On 05/08/07, Durova nadezhda.durova@gmail.com wrote:
Re: "BTW, I think there's a slight inaccuracy in your recollection. I don't think the common argument was that she was hurting the project by getting outed, I think it was that the project was being hurt by the attempts to continue covering her identity up afterward. SlimVirgin herself wasn't actually involved with that as far as I'm aware."

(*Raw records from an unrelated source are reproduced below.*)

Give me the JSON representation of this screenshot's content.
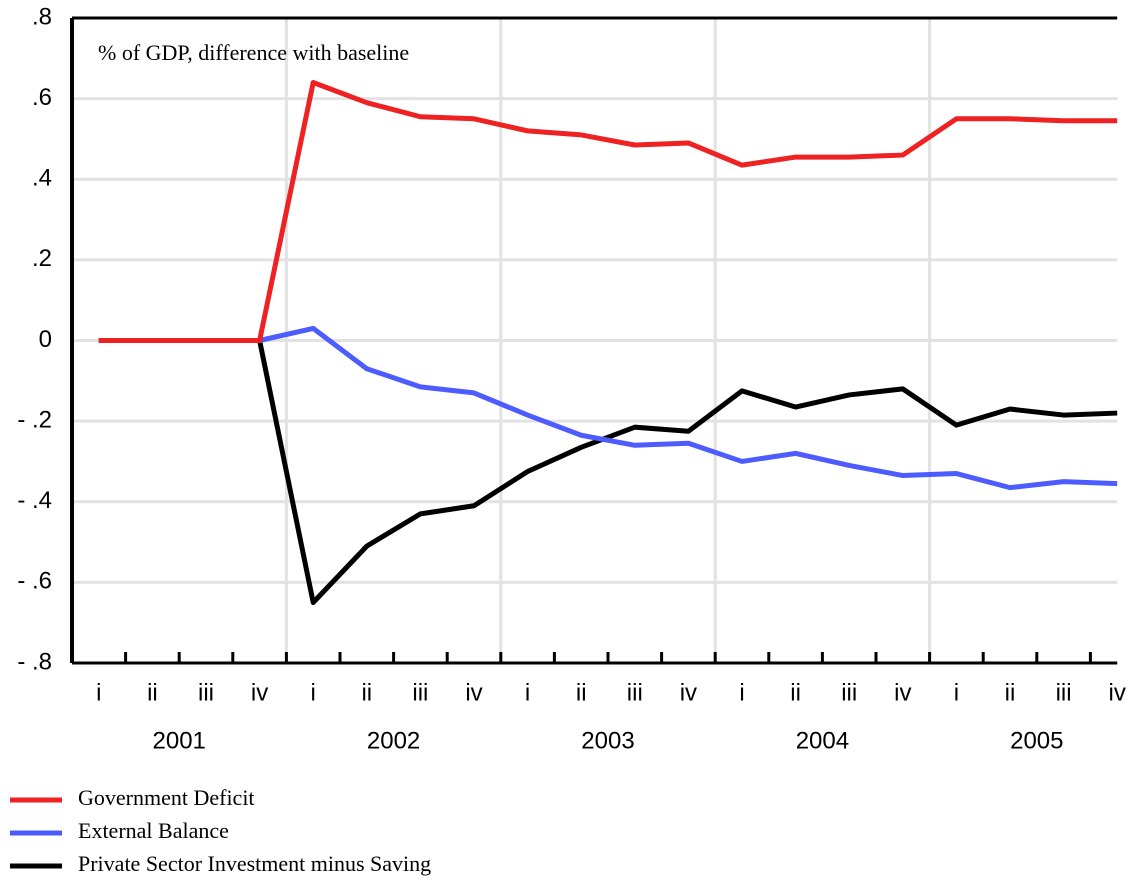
{
  "chart_data": {
    "type": "line",
    "annotation": "% of GDP, difference with baseline",
    "categories": [
      "i",
      "ii",
      "iii",
      "iv",
      "i",
      "ii",
      "iii",
      "iv",
      "i",
      "ii",
      "iii",
      "iv",
      "i",
      "ii",
      "iii",
      "iv",
      "i",
      "ii",
      "iii",
      "iv"
    ],
    "years": [
      "2001",
      "2002",
      "2003",
      "2004",
      "2005"
    ],
    "series": [
      {
        "name": "Government Deficit",
        "color": "#ee2222",
        "values": [
          0,
          0,
          0,
          0,
          0.64,
          0.59,
          0.555,
          0.55,
          0.52,
          0.51,
          0.485,
          0.49,
          0.435,
          0.455,
          0.455,
          0.46,
          0.55,
          0.55,
          0.545,
          0.545
        ]
      },
      {
        "name": "External Balance",
        "color": "#4d5cff",
        "values": [
          0,
          0,
          0,
          0,
          0.03,
          -0.07,
          -0.115,
          -0.13,
          -0.185,
          -0.235,
          -0.26,
          -0.255,
          -0.3,
          -0.28,
          -0.31,
          -0.335,
          -0.33,
          -0.365,
          -0.35,
          -0.355
        ]
      },
      {
        "name": "Private Sector Investment minus Saving",
        "color": "#000000",
        "values": [
          0,
          0,
          0,
          0,
          -0.65,
          -0.51,
          -0.43,
          -0.41,
          -0.325,
          -0.265,
          -0.215,
          -0.225,
          -0.125,
          -0.165,
          -0.135,
          -0.12,
          -0.21,
          -0.17,
          -0.185,
          -0.18
        ]
      }
    ],
    "ylim": [
      -0.8,
      0.8
    ],
    "yticks": [
      {
        "value": 0.8,
        "label": ".8"
      },
      {
        "value": 0.6,
        "label": ".6"
      },
      {
        "value": 0.4,
        "label": ".4"
      },
      {
        "value": 0.2,
        "label": ".2"
      },
      0,
      {
        "value": -0.2,
        "label": "- .2"
      },
      {
        "value": -0.4,
        "label": "- .4"
      },
      {
        "value": -0.6,
        "label": "- .6"
      },
      {
        "value": -0.8,
        "label": "- .8"
      }
    ],
    "grid": true
  }
}
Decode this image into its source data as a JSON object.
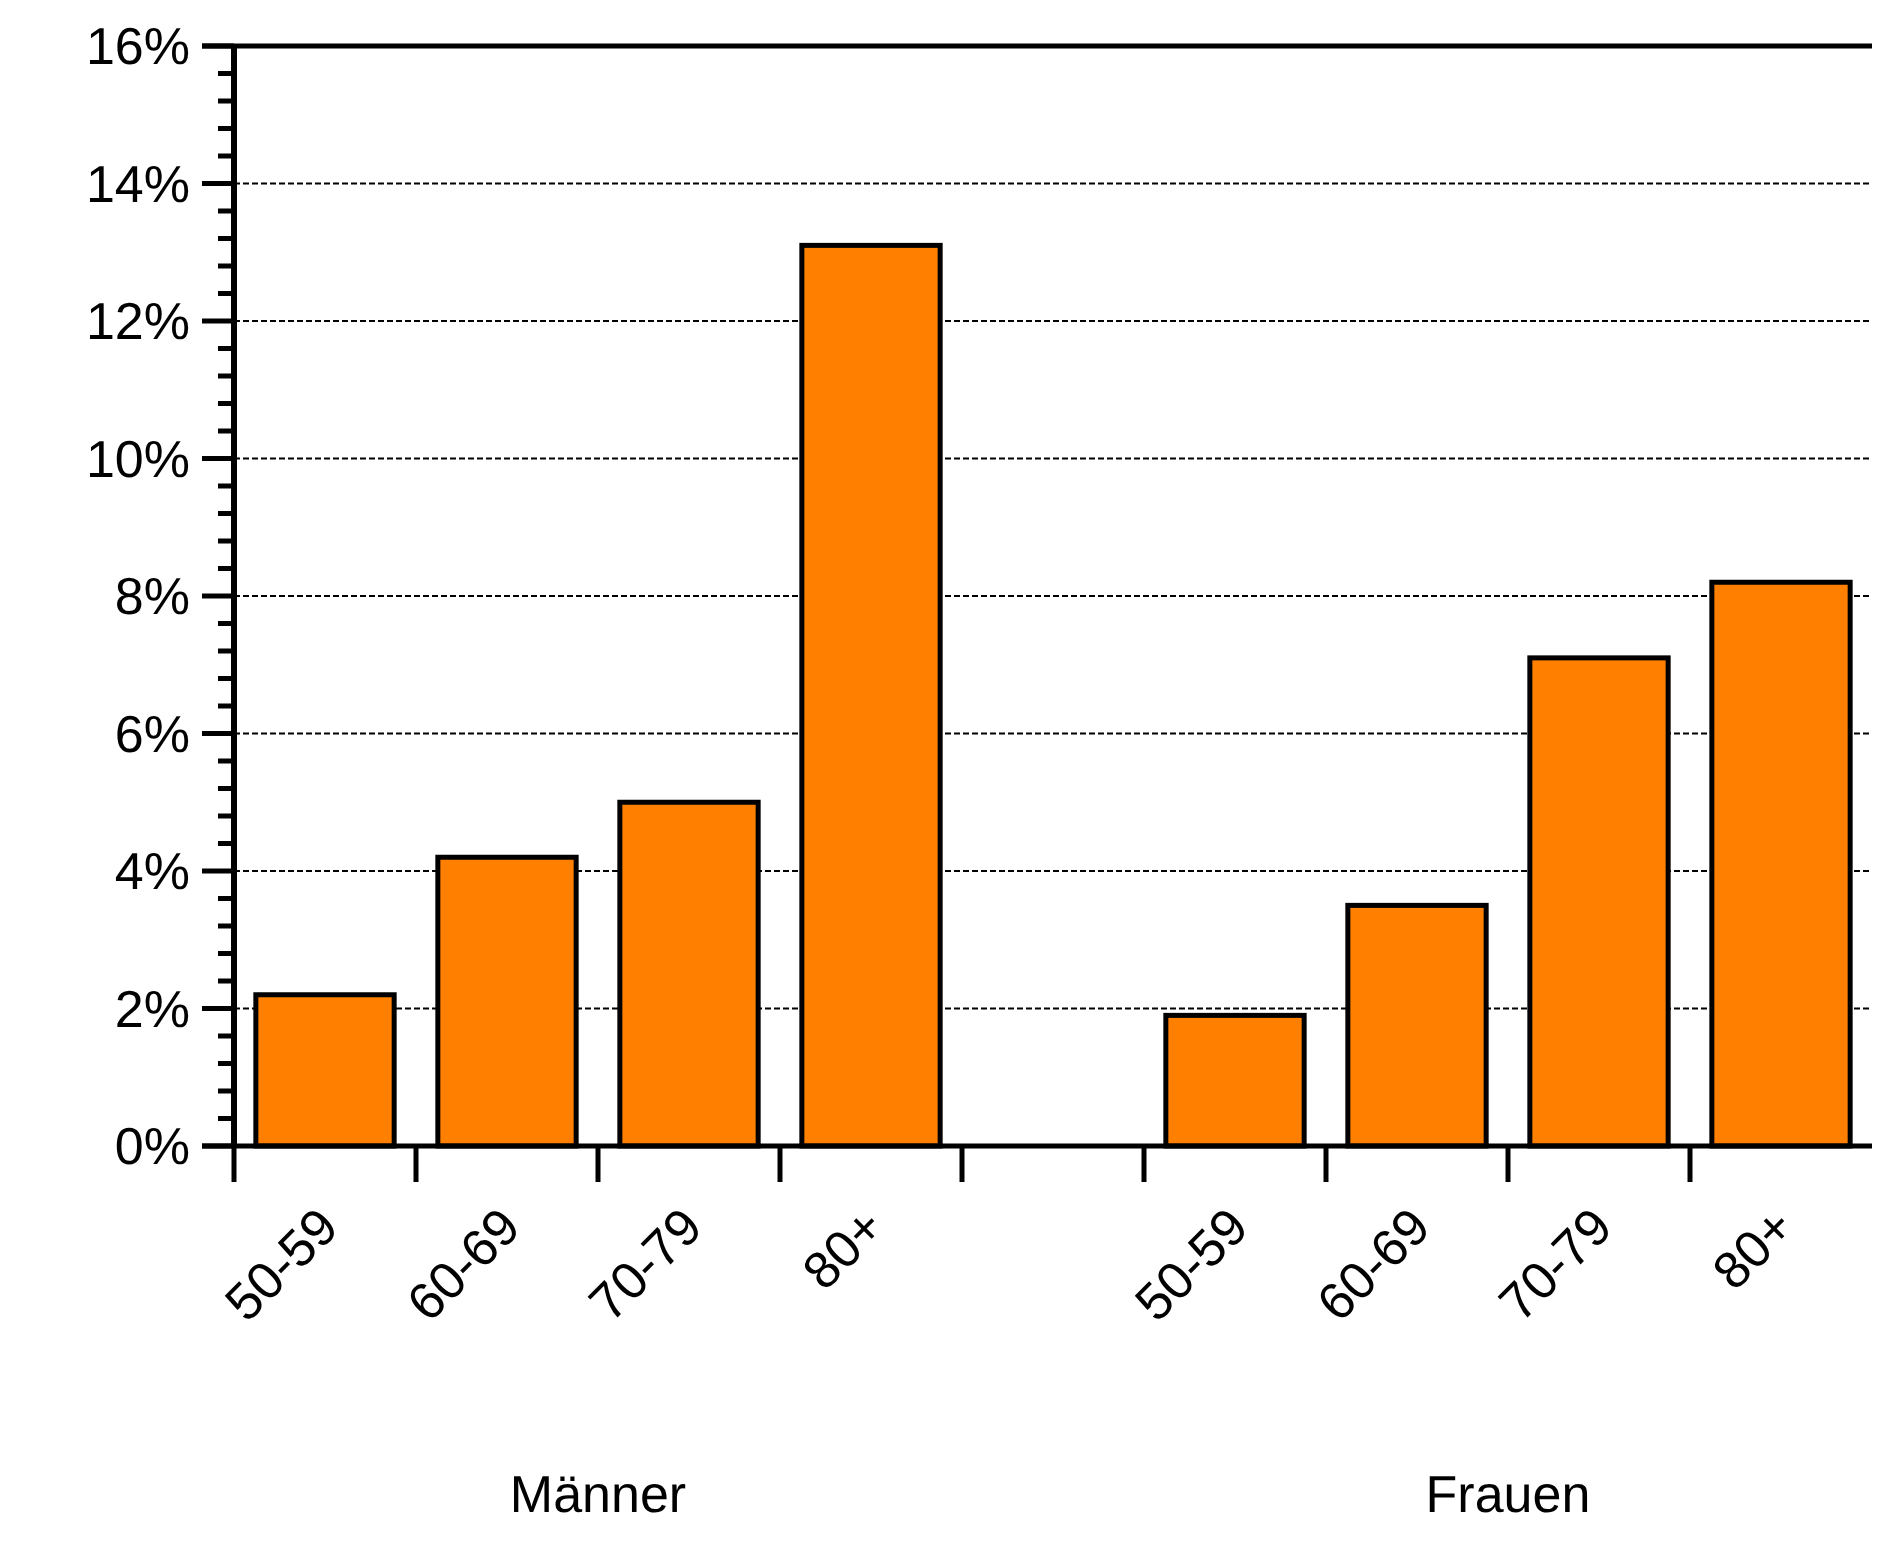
{
  "chart_data": {
    "type": "bar",
    "categories": [
      "50-59",
      "60-69",
      "70-79",
      "80+",
      null,
      "50-59",
      "60-69",
      "70-79",
      "80+"
    ],
    "values": [
      2.2,
      4.2,
      5.0,
      13.1,
      null,
      1.9,
      3.5,
      7.1,
      8.2
    ],
    "color": "#ff8000",
    "ylim": [
      0,
      16
    ],
    "yticks": [
      {
        "value": 0,
        "label": "0%"
      },
      {
        "value": 0.4,
        "label": null
      },
      {
        "value": 0.8,
        "label": null
      },
      {
        "value": 1.2,
        "label": null
      },
      {
        "value": 1.6,
        "label": null
      },
      {
        "value": 2,
        "label": "2%"
      },
      {
        "value": 2.4,
        "label": null
      },
      {
        "value": 2.8,
        "label": null
      },
      {
        "value": 3.2,
        "label": null
      },
      {
        "value": 3.6,
        "label": null
      },
      {
        "value": 4,
        "label": "4%"
      },
      {
        "value": 4.4,
        "label": null
      },
      {
        "value": 4.8,
        "label": null
      },
      {
        "value": 5.2,
        "label": null
      },
      {
        "value": 5.6,
        "label": null
      },
      {
        "value": 6,
        "label": "6%"
      },
      {
        "value": 6.4,
        "label": null
      },
      {
        "value": 6.8,
        "label": null
      },
      {
        "value": 7.2,
        "label": null
      },
      {
        "value": 7.6,
        "label": null
      },
      {
        "value": 8,
        "label": "8%"
      },
      {
        "value": 8.4,
        "label": null
      },
      {
        "value": 8.8,
        "label": null
      },
      {
        "value": 9.2,
        "label": null
      },
      {
        "value": 9.6,
        "label": null
      },
      {
        "value": 10,
        "label": "10%"
      },
      {
        "value": 10.4,
        "label": null
      },
      {
        "value": 10.8,
        "label": null
      },
      {
        "value": 11.2,
        "label": null
      },
      {
        "value": 11.6,
        "label": null
      },
      {
        "value": 12,
        "label": "12%"
      },
      {
        "value": 12.4,
        "label": null
      },
      {
        "value": 12.8,
        "label": null
      },
      {
        "value": 13.2,
        "label": null
      },
      {
        "value": 13.6,
        "label": null
      },
      {
        "value": 14,
        "label": "14%"
      },
      {
        "value": 14.4,
        "label": null
      },
      {
        "value": 14.8,
        "label": null
      },
      {
        "value": 15.2,
        "label": null
      },
      {
        "value": 15.6,
        "label": null
      },
      {
        "value": 16,
        "label": "16%"
      }
    ],
    "grid": "y",
    "annotations": [
      "Männer",
      "Frauen"
    ]
  }
}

I did a bit of refactoring myself on that, and for the record SV didn't ask me to. That was based purely upon my reading of policy and arbitration precedents, in which only self-disclosures of an editor's identity may be repeated by others onsite. It really doesn't matter whether an attempted outing is accurate or not, nor how well known the information may be elsewhere on the Internet. Some of the trolls tried to use this example as a wedge issue: if we accept their claims then we allow them to override policy and arbitration and we create a loophole of unknown size in which Internet harassment becomes a basis for attempted identifications onsite. The double bind they tried to force us into is basically a claim that the sysop community would undermine Wikipedia's credibility and lend credence to the conspiracy story if we followed normal procedure and continued deleting those attempted disclosures. In my view, I just followed normal procedure. SlimVirgin didn't become a public figure because one indivdual tried to astroturf a single story in three very minor venues. The comparisons they tried to make to the Essjay incident don't bear up to any level of scrutiny.
-Durova
Yes, I completely agree with this. It doesn't matter much if the argument is 'she got outed -> she hurt Wikipaedia -> she needs to leave' or 'she got outed -> there was some response to this -> this hurt Wikipaedia -> she needs to leave'. Ultimately, it's not her fault, and not only that, it's something on which she ought to be supported, not told to leave.